Pode ser definido como

- a parte herdada da psique;

- padrões estruturais do desempenho psicológico ligados aos instintos;

- uma entidade hipotética irrepresentável em si mesma e evidente apenas quando das suas manifestações.

Desenvolvimento da teoria:

 - 1912: Jung escreve sobre as imagens primordiais que ele reconhecia na vida inconsciente de seus pacientes e na sua própria. Estas imagens eram semelhantes a motivos repetidos universalmente. A principal característica  destas imagens eram a sua numinosidade, a sua inconsciência e a sua autonomia. Jung conclui, então, que estas imagens são produzidas pelo inconsciente coletivo.

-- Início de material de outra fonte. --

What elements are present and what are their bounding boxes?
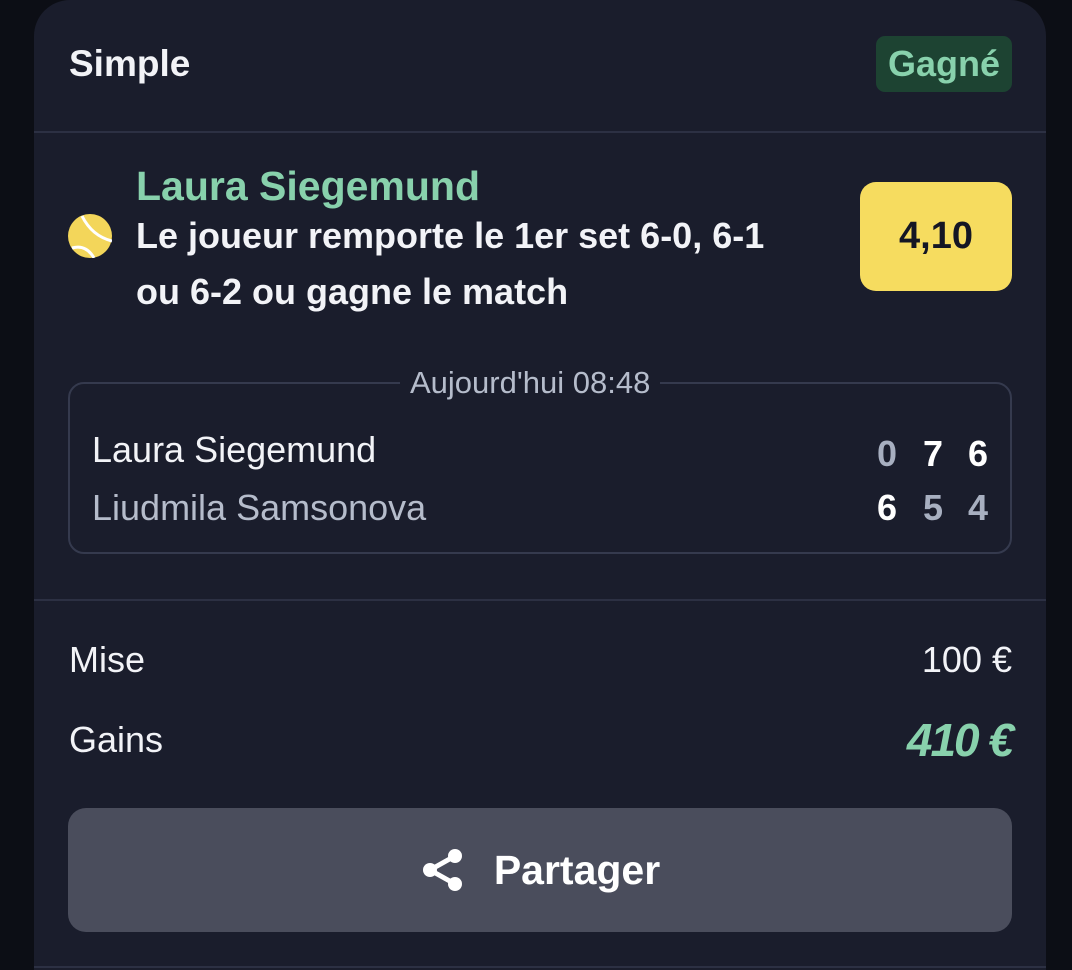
share-button[interactable]: Partager <box>68 808 1012 932</box>
payout-label: Gains <box>69 719 164 760</box>
home-set-3-score: 6 <box>967 433 989 474</box>
tennis-ball-icon <box>68 214 112 258</box>
bet-card: Simple Gagné Laura Siegemund Le joueur r… <box>34 0 1046 970</box>
away-player-name: Liudmila Samsonova <box>92 487 427 528</box>
match-time: Aujourd'hui 08:48 <box>400 363 661 403</box>
away-set-2-score: 5 <box>922 487 944 528</box>
market-description-line-2: ou 6-2 ou gagne le match <box>136 271 569 312</box>
home-player-name: Laura Siegemund <box>92 429 377 470</box>
header-divider <box>34 131 1046 133</box>
share-icon <box>422 849 462 891</box>
home-set-1-score: 0 <box>876 433 898 474</box>
bottom-divider <box>34 966 1046 968</box>
bet-header: Simple Gagné <box>34 0 1046 132</box>
summary-divider <box>34 599 1046 601</box>
bet-type-label: Simple <box>69 43 191 84</box>
market-description-line-1: Le joueur remporte le 1er set 6-0, 6-1 <box>136 215 765 256</box>
payout-value: 410 € <box>906 714 1014 766</box>
selection-player-name: Laura Siegemund <box>136 163 481 209</box>
away-set-3-score: 4 <box>967 487 989 528</box>
stake-label: Mise <box>69 639 146 680</box>
home-set-2-score: 7 <box>922 433 944 474</box>
status-badge: Gagné <box>875 36 1012 92</box>
stake-value: 100 € <box>921 639 1012 680</box>
away-set-1-score: 6 <box>876 487 898 528</box>
share-button-label: Partager <box>493 847 661 893</box>
odds-button[interactable]: 4,10 <box>860 182 1012 291</box>
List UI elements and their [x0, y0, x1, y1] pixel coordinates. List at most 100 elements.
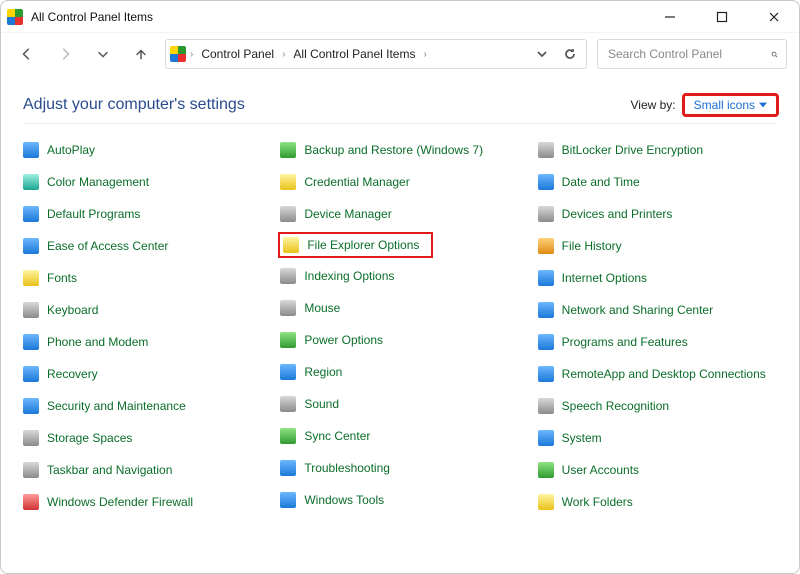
recovery-icon	[23, 366, 39, 382]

- 1917: Jung publica que pontos nodais, dominantes na psique, capazes de atrair energia e alterar o funcionamento psíquico do indivíduo.

- 1919: Pela 1° vez, Jung utiliza o termo arquétipo. Reitera que os arquétipos são conteúdos do inconsciente e não o próprio inconsciente e que o arquétipo não alcança a consciência. O que é vivido psiquicamente e também, corporalmente, é a sua imagem.

O arquétipo é um conceito psicossomático que liga corpo e psique, instinto e imagem.

Os arquétipos são reconhecidos nos comportamentos exteriores, especialmente aqueles de conotação universal como nascimento, casamento, maternidade, paternidade, morte, separação. Do ponto de vista da vida interior, eles se revelam através de figuras da Anima, Animus, Persona, Sombra.

Os padrões arquetípicos esperam para se realizar na personalidade, são capazes de infinitas variações, são dependentes da expressão individual e exercem uma fascinação sobre o indivíduo, reforçada pelas tradições e pela cultura. 

Os arquétipos evocam os mais exuberantes afetos, cegam o indivíduo para a realidade objetiva e se transformam em verdadeiras possessões. 

A Persona

O termo designa a máscara usada pelo ator teatral, tanto cômico quanto trágico, no decorrer da representação. Ela é a máscara que aparenta uma individualidade, procurando convencer os outros e a si mesmo de que é o que se mostra (e ele próprio crê nisto), quando, na realidade, não passa de um papel desempenhando, muitas vezes frágil e vulnerável, outra vezes, arraigado à personalidade, a tal ponto que a individualidade “se torna” a persona.

A persona não coincide com o Eu enquanto indica a relação do Eu com o mundo e mais profundamente a relação originária do Eu com o mundo.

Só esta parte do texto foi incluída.